My mind flashed back to the other night. I’d gone farther, given myself over to their dominance more than I ever have before, and it was so unlike me. And I was pushing it more and more lately, preferring the thrill of fear to the boredom and nothingness that filled most of my emotional life. 

“Not your concern,” I said, keeping my eyes on his.


I wanted him. I’d have to be both blind and dead not to. I smiled. “I’d like to alter our deal a little.”

He shrugged. “Since we haven’t made a deal yet, let’s hear what you’ve got.”

“One night in my bed. Plus the other stuff you offered.”

He’d been raising his glass to his lips and paused.

And then the bastard laughed.

“Something’s funny?” I asked, hearing the iciness in my own voice. Which only made him laugh harder, then he gulped down the rest of his beer and signaled the bartender for another.



“I’m a half-million dollar screw. I’m so putting that on my resume,” he said.

“It’s not— I…” I spluttered, and he chuckled more. “It’s the other things you offered too. I admit that you have contacts I don’t,” I said smoothly, knowing it was a lie. I didn’t give a shit about his contacts.  “And while I’m not really looking for more clients it wouldn’t be a bad thing to hear when something interesting comes up.” I sipped my drink. “That just sweetens the deal.”

He sighed, giving the bartender a few more bills when he brought his beer. 

“You know you want to,” I said, regaining some of my composure.

“Crazily enough, not every man you meet is going to want to sleep with you,” he said, meeting my gaze before taking another gulp of beer.

“That’s a lie. The straight ones always want me.

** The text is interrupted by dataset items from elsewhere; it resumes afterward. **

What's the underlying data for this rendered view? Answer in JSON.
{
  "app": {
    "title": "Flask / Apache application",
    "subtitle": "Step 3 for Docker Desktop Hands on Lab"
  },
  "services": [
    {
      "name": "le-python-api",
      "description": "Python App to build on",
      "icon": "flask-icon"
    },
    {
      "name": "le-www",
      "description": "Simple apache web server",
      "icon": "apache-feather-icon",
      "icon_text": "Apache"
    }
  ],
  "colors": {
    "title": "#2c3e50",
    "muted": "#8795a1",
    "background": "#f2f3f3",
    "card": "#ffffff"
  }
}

And you do too,” I said.

He set his glass down and looked me dead in the eyes. “Do I? Do I really? Look real close, Serena.”

And I did. He was calm. Cool. Not even a little bit flustered or unsure around me. No sign that he was trying not to stare. He hadn’t even tried to touch me.

What the fuck.

I looked at him in stony silence, and he kept his eyes on mine, taking another drink of his beer. 

“So?” he asked.

I didn’t answer. 

“So it’s clear: I don’t want you. I tend to like my women to have a soul. I want to get this woman out of her deal so she can have her life back. In return, I’ll steer good clients your way and help you research their cases whenever you ask. I know you only want the ones who can pay. Those types never hire me, because they think I’m a joke. But I hear things. And I’m good at my job.”

“So I have heard,” I finally said, knocking back the rest of my drink. The truth was, I didn’t give a fuck about his client or his supposed help in any future jobs I took.

I just knew that he made me feel something. Irritation, mostly. Curiosity. I knew I was grasping at straws, desperate for something new in my life.

“Fine. Bring her to my office on Monday,” I said, giving him another look. I took one of my cards out of my purse and wrote my personal number on the back, the one no one other than my mother and a couple of my cousins had. I tossed the card in front of him and slipped off the barstool, then walked out of the bar.

The bastard didn’t even watch me go. I got a little giddy at how irritated I felt knowing that. For now, it was enough. It was something in the vast nothingness, and that was more than I’d had an hour ago.